Regions Financial Corp. said it will close or consolidate 50 branches and streamline back-office operations as part of a broad effort to contain expenses.
Executives from the $43.6 billion-asset Birmingham, Ala., banking company said in a presentation Thursday that the targeted branches are in low-growth areas and places where branches are "too close together." Expense control is a priority for the company this year, the executives said.
Like many other companies, Regions felt the ill effects of rising interest rates last year. Revenues rose 2% from 1999, but profits were flat as higher rates made lending less profitable. Meanwhile, expenses rose 5%.
During a presentation at Salomon Smith Barney's financial services investors conference, Carl E. Jones Jr., president and chief executive officer of Regions, said the company is trying to remake its image.
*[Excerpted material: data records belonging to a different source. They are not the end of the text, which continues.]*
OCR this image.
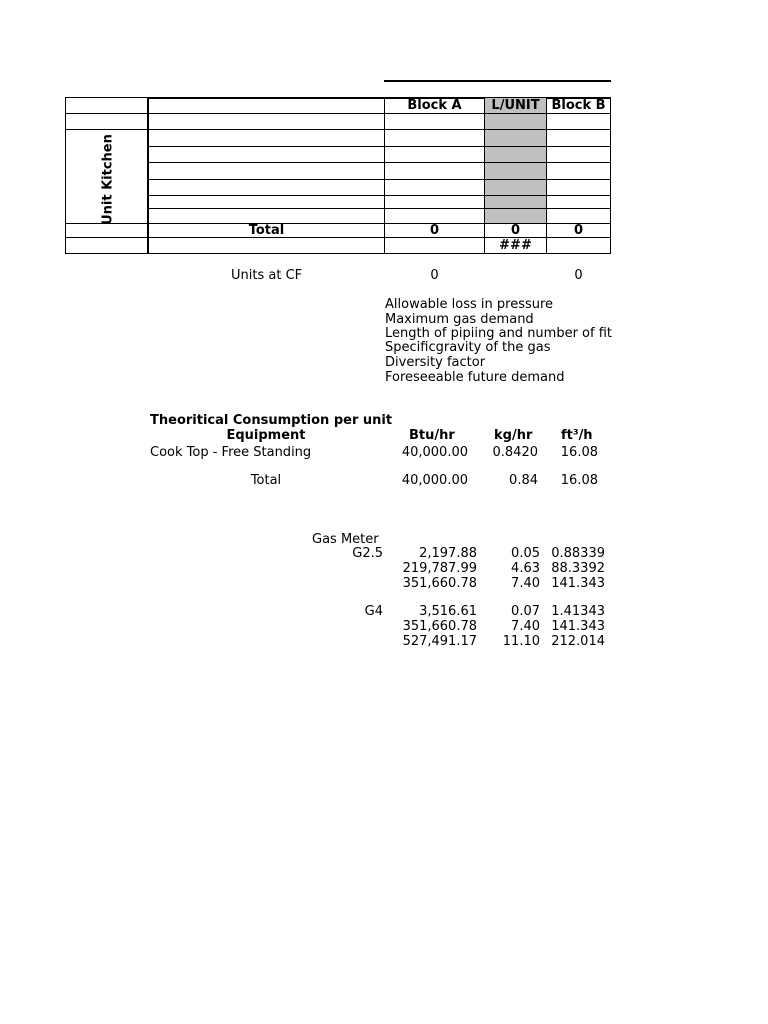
Block A	L/UNIT Block B
Unit Kitchen
Total	0	0	0
###
Units at CF	0	0
Allowable loss in pressure
Maximum gas demand
Length of pipiing and number of fit
Specificgravity of the gas
Diversity factor
Foreseeable future demand
Theoritical Consumption per unit
Equipment	Btu/hr	kg/hr ft³/h
Cook Top - Free Standing	40,000.00	0.8420	16.08
Total	40,000.00	0.84	16.08
Gas Meter
G2.5	2,197.88	0.05 0.88339
219,787.99	4.63 88.3392
351,660.78	7.40 141.343
G4	3,516.61	0.07 1.41343
351,660.78	7.40 141.343
527,491.17	11.10 212.014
"We are moving toward being more than a bank, so we aren't so dependent on interest income," he said.
Acquiring Morgan Keegan Inc., a Nashville brokerage, will take Regions a long way to fulfilling that goal, Mr. Jones said. Regions is scheduled to close the $789 million purchase in the next three months.
The deal would bring Regions capabilities in retail and institutional brokerage, fixed income, asset management, equity capital markets, investment banking, and mergers and acquisitions advisory, and boost its proportion of revenues from fees - instead of interest income - to 40% from the current 30%.
Morgan Keegan would also bring an additional client base to which Regions could cross-sell its banking products. Morgan Keegan has 600 retail brokers and 54 offices in 13 states. The combined company would have 961 brokers in 14 states.
Regions plans to use Morgan Keegan's MOR Account, a combination brokerage and banking product, to win new customers.
The company has been busy as a buyer, making an average of around nine deals a year the last 10 years. Mr. Jones said he intends to focus on closing the Morgan Keegan deal over the next 90 days, but then all bets are off.
"It's a line of business for us to acquire commercial banks and other specialty-type financial services providers," he said. "I would expect us to get back into the market."